New Zealand cricketer

Anthony Roy MacGibbon (28 August 1924 – 6 April 2010) was a cricketer who played 26 Tests for New Zealand in the 1950s.

MacGibbon was a useful lower-order right-hand batsman and a right-arm fast-medium bowler who led the attack for his country for most of the 1950s. Tall and able to move the ball off the seam, MacGibbon was known as a wholehearted cricketer in what was, for most of his career, one of the weakest teams in international cricket.

==Early career==
MacGibbon played first-class cricket for Canterbury from 1947 to 1948, and was in the trial match for the 1949 New Zealand tour to England, though he was not selected.

==International career==
He made his Test debut against the 1950–51 England touring team but achieved little in the two matches, making 32 runs in four innings and failing to take a wicket. He was not much more successful in just one match against the touring South African cricket team two years later, though he did take his first Test wicket: Roy McLean.

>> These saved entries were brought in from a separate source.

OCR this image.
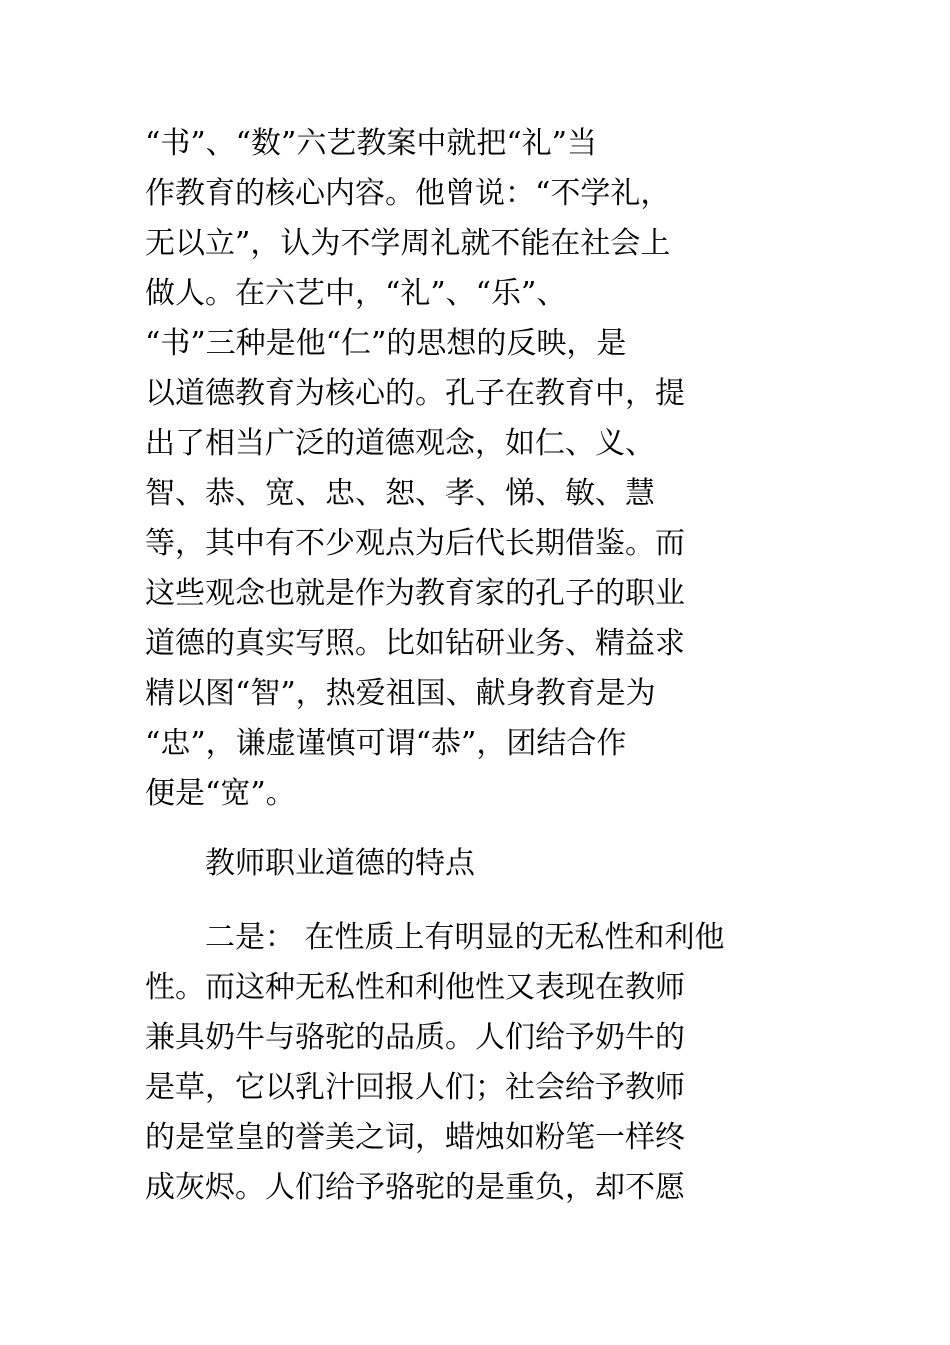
“书”、“数”六艺教案中就把“礼”当
作教育的核心内容。他曾说：“不学礼，
无以立”，认为不学周礼就不能在社会上
做人。在六艺中，“礼”、“乐”、
“书”三种是他“仁”的思想的反映，是
以道德教育为核心的。孔子在教育中，提
出了相当广泛的道德观念，如仁、义、
智、恭、宽、忠、恕、孝、悌、敏、慧
等，其中有不少观点为后代长期借鉴。而
这些观念也就是作为教育家的孔子的职业
道德的真实写照。比如钻研业务、精益求
精以图“智”，热爱祖国、献身教育是为
“忠”，谦虚谨慎可谓“恭”，团结合作
便是“宽”。
教师职业道德的特点
二是： 在性质上有明显的无私性和利他
性。而这种无私性和利他性又表现在教师
兼具奶牛与骆驼的品质。人们给予奶牛的
是草，它以乳汁回报人们；社会给予教师
的是堂皇的誉美之词，蜡烛如粉笔一样终
成灰烬。人们给予骆驼的是重负，却不愿
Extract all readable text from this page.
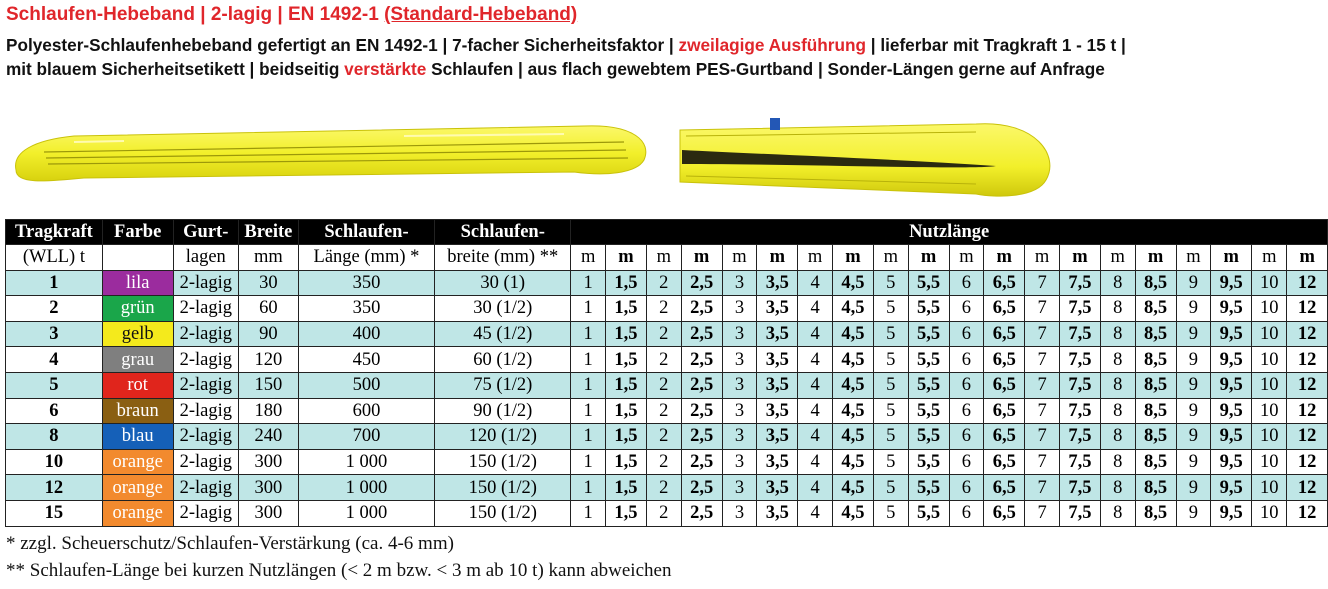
Schlaufen-Hebeband | 2-lagig | EN 1492-1 (Standard-Hebeband)
Polyester-Schlaufenhebeband gefertigt an EN 1492-1 | 7-facher Sicherheitsfaktor | zweilagige Ausführung | lieferbar mit Tragkraft 1 - 15 t |
mit blauem Sicherheitsetikett | beidseitig verstärkte Schlaufen | aus flach gewebtem PES-Gurtband | Sonder-Längen gerne auf Anfrage
Tragkraft	Farbe	Gurt-	Breite	Schlaufen-	Schlaufen-	Nutzlänge																			
(WLL) t		lagen	mm	Länge (mm) *	breite (mm) **	m	m	m	m	m	m	m	m	m	m	m	m	m	m	m	m	m	m	m	m
1	lila	2-lagig	30	350	30 (1)	1	1,5	2	2,5	3	3,5	4	4,5	5	5,5	6	6,5	7	7,5	8	8,5	9	9,5	10	12
2	grün	2-lagig	60	350	30 (1/2)	1	1,5	2	2,5	3	3,5	4	4,5	5	5,5	6	6,5	7	7,5	8	8,5	9	9,5	10	12
3	gelb	2-lagig	90	400	45 (1/2)	1	1,5	2	2,5	3	3,5	4	4,5	5	5,5	6	6,5	7	7,5	8	8,5	9	9,5	10	12
4	grau	2-lagig	120	450	60 (1/2)	1	1,5	2	2,5	3	3,5	4	4,5	5	5,5	6	6,5	7	7,5	8	8,5	9	9,5	10	12
5	rot	2-lagig	150	500	75 (1/2)	1	1,5	2	2,5	3	3,5	4	4,5	5	5,5	6	6,5	7	7,5	8	8,5	9	9,5	10	12
6	braun	2-lagig	180	600	90 (1/2)	1	1,5	2	2,5	3	3,5	4	4,5	5	5,5	6	6,5	7	7,5	8	8,5	9	9,5	10	12
8	blau	2-lagig	240	700	120 (1/2)	1	1,5	2	2,5	3	3,5	4	4,5	5	5,5	6	6,5	7	7,5	8	8,5	9	9,5	10	12
10	orange	2-lagig	300	1 000	150 (1/2)	1	1,5	2	2,5	3	3,5	4	4,5	5	5,5	6	6,5	7	7,5	8	8,5	9	9,5	10	12
12	orange	2-lagig	300	1 000	150 (1/2)	1	1,5	2	2,5	3	3,5	4	4,5	5	5,5	6	6,5	7	7,5	8	8,5	9	9,5	10	12
15	orange	2-lagig	300	1 000	150 (1/2)	1	1,5	2	2,5	3	3,5	4	4,5	5	5,5	6	6,5	7	7,5	8	8,5	9	9,5	10	12
* zzgl. Scheuerschutz/Schlaufen-Verstärkung (ca. 4-6 mm)
** Schlaufen-Länge bei kurzen Nutzlängen (< 2 m bzw. < 3 m ab 10 t) kann abweichen
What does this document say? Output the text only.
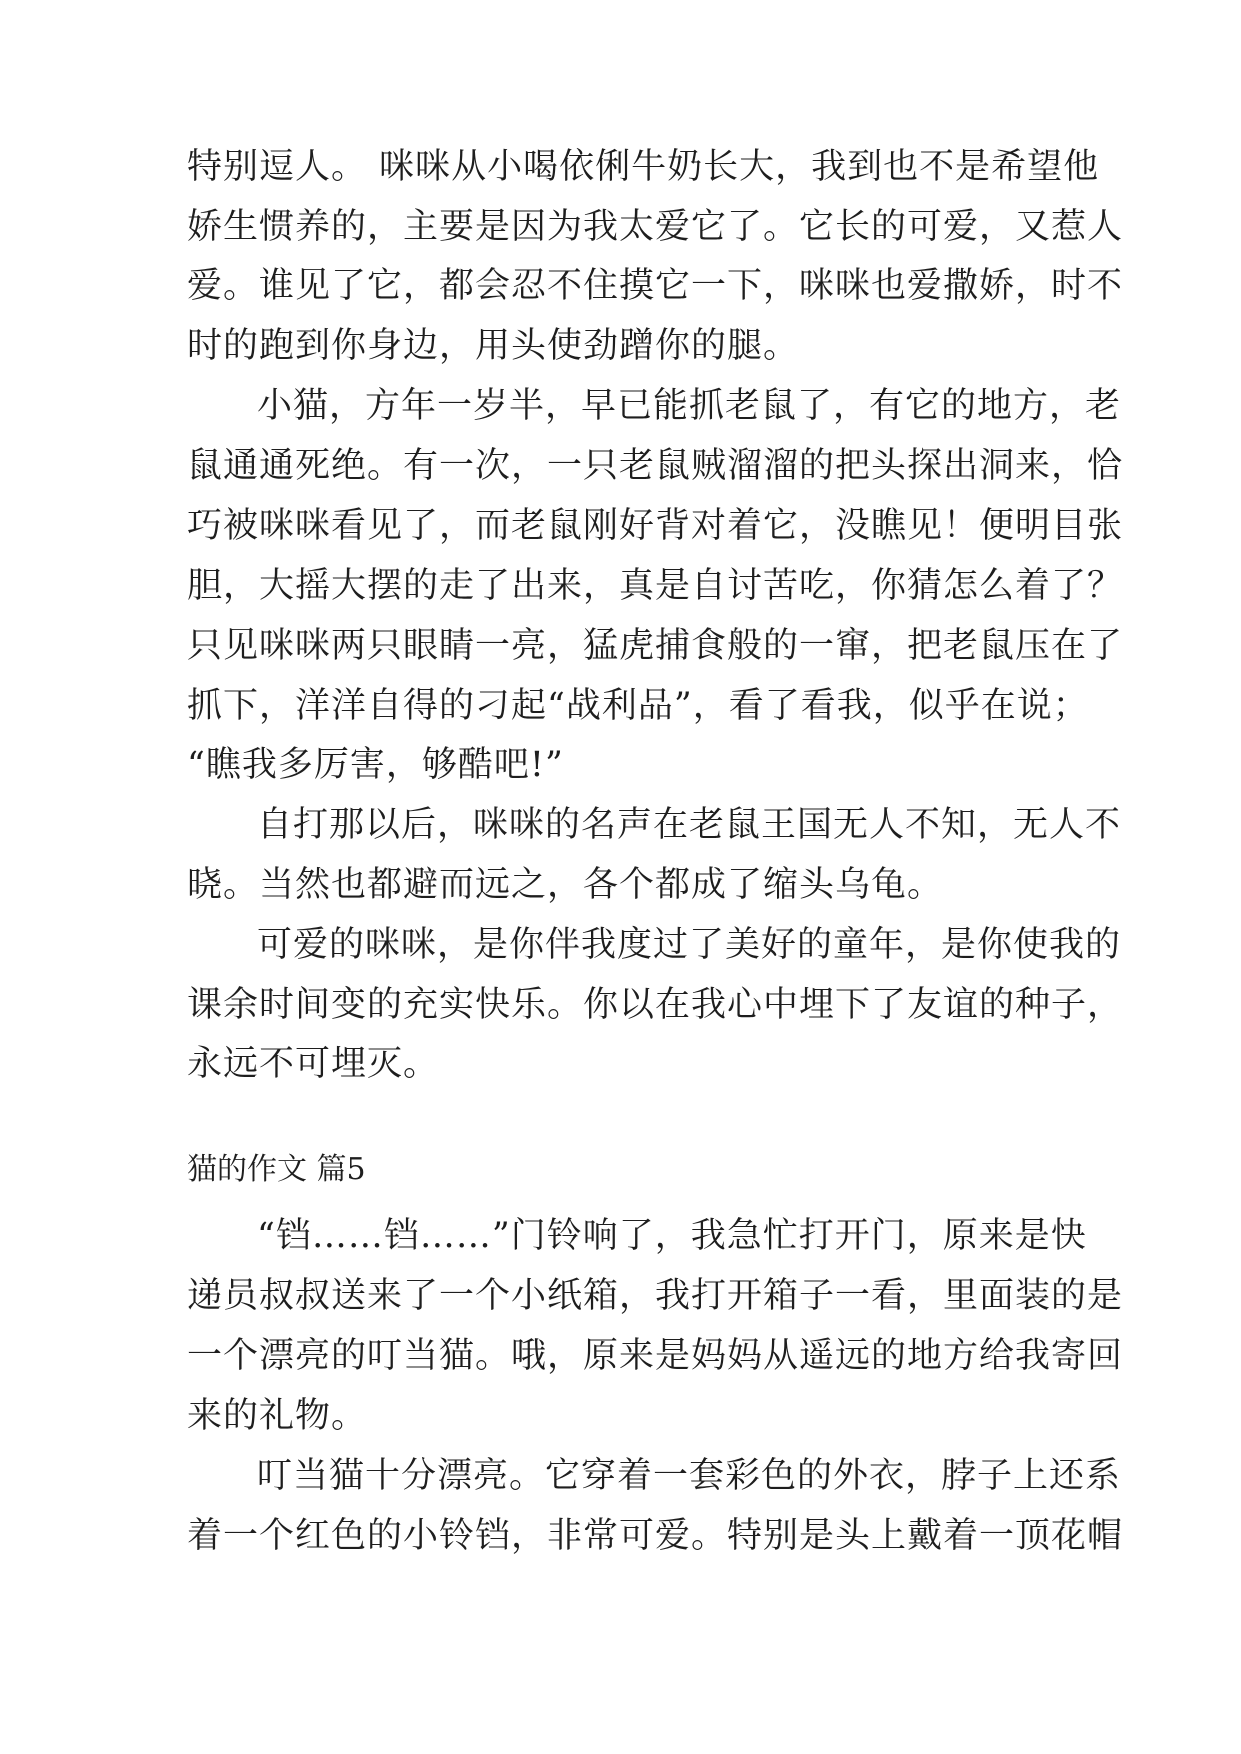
特别逗人。 咪咪从小喝依俐牛奶长大，我到也不是希望他
娇生惯养的，主要是因为我太爱它了。它长的可爱，又惹人
爱。谁见了它，都会忍不住摸它一下，咪咪也爱撒娇，时不
时的跑到你身边，用头使劲蹭你的腿。
小猫，方年一岁半，早已能抓老鼠了，有它的地方，老
鼠通通死绝。有一次，一只老鼠贼溜溜的把头探出洞来，恰
巧被咪咪看见了，而老鼠刚好背对着它，没瞧见！便明目张
胆，大摇大摆的走了出来，真是自讨苦吃，你猜怎么着了？
只见咪咪两只眼睛一亮，猛虎捕食般的一窜，把老鼠压在了
抓下，洋洋自得的刁起“战利品”，看了看我，似乎在说；
“瞧我多厉害，够酷吧!”
自打那以后，咪咪的名声在老鼠王国无人不知，无人不
晓。当然也都避而远之，各个都成了缩头乌龟。
可爱的咪咪，是你伴我度过了美好的童年，是你使我的
课余时间变的充实快乐。你以在我心中埋下了友谊的种子，
永远不可埋灭。
猫的作文 篇5
“铛……铛……”门铃响了，我急忙打开门，原来是快
递员叔叔送来了一个小纸箱，我打开箱子一看，里面装的是
一个漂亮的叮当猫。哦，原来是妈妈从遥远的地方给我寄回
来的礼物。
叮当猫十分漂亮。它穿着一套彩色的外衣，脖子上还系
着一个红色的小铃铛，非常可爱。特别是头上戴着一顶花帽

But when New Zealand visited South Africa the following year he cut down the length of his run-up and was the team's most successful bowler, taking 22 wickets at the respectable average of under 21 runs per wicket. A second tour, to Pakistan and India in 1955–56, brought him less success as a bowler, but he played in all eight Tests and hit two 50s. Back home in New Zealand later that season, he was a member of the team that recorded New Zealand's first-ever Test victory against the West Indies at Auckland; when he bowled Alphonso Roberts in the first innings he became the first New Zealander to take 50 Test wickets.

MacGibbon's final Tests were played on the 1958 tour to England, when he was one of the few New Zealand players to come out of a disastrous tour in a wet summer with an enhanced reputation. In the first Test, he took five wickets in an innings for the only time in his international career: his five for 64 dismissed England for 221 in their first innings and he took three more wickets in the second innings, though England won the match comfortably enough. His 66 in the fourth Test at Old Trafford was not just the highest score of his own Test career, it was also New Zealand's highest of the series. On the tour as a whole, he scored 670 runs and took 73 wickets.

==After cricket==
MacGibbon retired from Test cricket after the 1958 tour, and stayed in the UK to study civil engineering at Durham University. He played in New Zealand domestic cricket until 1961–62. He died on 6 April 2010.